Pedri, por outro lado, teve em cima um polícia a tempo inteiro – João Neves ou Bruno Fernandes - e a influência no jogo espanhol eclipsou-se. Aos 61’ surgiu à entrada da área a rematar, mas Veiga desviou para canto.

Mais à frente, Baena esteve no momento mais bonito da 1.ª parte, quando um remate dele colocadíssimo obrigou Diogo Costa a uma defesa daquelas para emoldurar. Voltou a perder no duelo com o guardião luso aos 65’.

Do outro lado, Lamine Yamal teve mais um encontro com Nuno Mendes, que voltou a fazer-lhe a vida muito difícil. Aos 16’, lançado por Rodri, arrancou um remate em arco que Diogo Costa sacudiu a custo, mas pouco mais se viu dele. Surgiu mais interventivo no início da 2.ª parte, perdeu um primeiro duelo com Nuno Mendes e ao segundo arrancou, ultrapassou-o, o que o fez lesionar-se na perseguição. Com a saída do ‘carrasco’ soltou-se e mostrou um nível mais semelhante ao que se lhe vê no Barcelona, ajudando a Espanha a encostar Portugal às cordas.

Melhor em campo: Mikel Merino (8)

Entrou ao minuto 85. Resolveu o duelo ibérico no Mundial seis minutos depois. Bastaram-lhe oito toques em 14 minutos, incluindo compensação para ser figura. Simples e eficaz. Como simples e eficaz foi também o movimento que fez para aproveitar o espaço criado pelo movimento de Ferrán Torres, antes de fazer o que ninguém parecia capaz: derrubar a muralha Diogo Costa.

Dos pés de Dani Olmo nasceu quase todo o perigo do ataque espanhol no primeiro tempo. O passe genial a isolar Oyarzabal aos 8’ foi um aviso de que não convinha dar-lhe muito espaço, e aos 29’, só a atenção de Renato Veiga o impediu de isolar Lamine.

Na frente, Oyarzabal testou a atenção de Diogo Costa com um remate de fora da área logo no terceiro minuto. Cinco minutos depois, não aproveitou passe genial de Olmo que o deixou isolado e rematou ao lado, desperdiçando a segunda oportunidade de que dispôs no jogo.

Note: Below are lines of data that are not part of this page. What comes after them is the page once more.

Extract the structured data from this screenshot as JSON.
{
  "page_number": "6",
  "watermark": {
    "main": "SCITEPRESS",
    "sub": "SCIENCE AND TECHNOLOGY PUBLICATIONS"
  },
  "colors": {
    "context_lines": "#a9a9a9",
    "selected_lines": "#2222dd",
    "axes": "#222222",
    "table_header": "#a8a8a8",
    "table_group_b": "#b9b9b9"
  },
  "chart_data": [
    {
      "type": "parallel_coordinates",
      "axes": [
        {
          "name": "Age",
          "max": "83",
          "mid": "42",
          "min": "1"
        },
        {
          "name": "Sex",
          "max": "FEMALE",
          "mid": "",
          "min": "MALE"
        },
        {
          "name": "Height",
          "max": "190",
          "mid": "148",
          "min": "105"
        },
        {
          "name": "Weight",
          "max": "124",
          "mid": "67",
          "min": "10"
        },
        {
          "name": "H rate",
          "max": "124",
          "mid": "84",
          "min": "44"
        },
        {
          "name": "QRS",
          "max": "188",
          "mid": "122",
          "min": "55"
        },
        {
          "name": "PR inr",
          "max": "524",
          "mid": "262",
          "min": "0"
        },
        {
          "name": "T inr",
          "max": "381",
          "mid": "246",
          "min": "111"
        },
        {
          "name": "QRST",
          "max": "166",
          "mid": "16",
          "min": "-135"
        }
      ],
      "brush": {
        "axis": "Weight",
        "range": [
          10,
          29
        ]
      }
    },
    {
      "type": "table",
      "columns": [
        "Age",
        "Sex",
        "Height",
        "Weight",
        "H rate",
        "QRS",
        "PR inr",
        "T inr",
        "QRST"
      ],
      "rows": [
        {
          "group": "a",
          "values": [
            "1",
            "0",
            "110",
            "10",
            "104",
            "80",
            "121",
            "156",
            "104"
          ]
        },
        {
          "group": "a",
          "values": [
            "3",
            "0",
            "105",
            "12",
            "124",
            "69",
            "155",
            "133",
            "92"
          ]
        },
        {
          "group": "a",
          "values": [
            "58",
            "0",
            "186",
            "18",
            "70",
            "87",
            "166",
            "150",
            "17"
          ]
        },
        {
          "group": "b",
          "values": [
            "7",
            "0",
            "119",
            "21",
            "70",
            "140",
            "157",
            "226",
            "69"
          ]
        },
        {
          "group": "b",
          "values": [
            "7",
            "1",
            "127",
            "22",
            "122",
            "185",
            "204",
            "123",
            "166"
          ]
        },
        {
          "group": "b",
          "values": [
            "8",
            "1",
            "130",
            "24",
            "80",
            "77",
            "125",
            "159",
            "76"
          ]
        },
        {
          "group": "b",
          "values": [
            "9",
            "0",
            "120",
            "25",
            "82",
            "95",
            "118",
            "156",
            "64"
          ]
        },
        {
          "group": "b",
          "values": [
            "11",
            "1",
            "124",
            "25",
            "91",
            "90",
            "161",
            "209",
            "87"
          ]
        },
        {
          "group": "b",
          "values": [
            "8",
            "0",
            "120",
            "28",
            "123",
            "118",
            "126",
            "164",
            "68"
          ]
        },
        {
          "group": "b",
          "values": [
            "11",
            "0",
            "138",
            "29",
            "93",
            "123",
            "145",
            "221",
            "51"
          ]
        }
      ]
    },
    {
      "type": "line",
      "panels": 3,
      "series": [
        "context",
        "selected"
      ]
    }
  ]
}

Aos 75’, saiu para dar lugar a Ferrán Torres. E percebe-se a opção pelo avançado do Barcelona. Entrou para desconcertar a defesa lusa com ataques constantes à profundidade, sobretudo em diagonais curtas, e foi de um contra-movimento dele que nasceu o golo decisivo. Arrastou Rúben Dias da linha recuada, abrindo espaço para a entrada de Merino, colocando-lhe uma bola perfeita para a finalização do companheiro.

As notas dos jogadores de Espanha

Unai Simón (6); Pedro Porro (6), Pau Cubarsí (6), Aymeric Laporte (6) e Marc Cucurella (6); Rodri (8), Pedri (5) e Dani Olmo (7); Lamine Yamal (6), Mikel Oyarzabal (5) e Álex Baena (6); Ferrán Torres (7), Merino (8), Fabian Ruiz (6) e Borja Iglesias (-).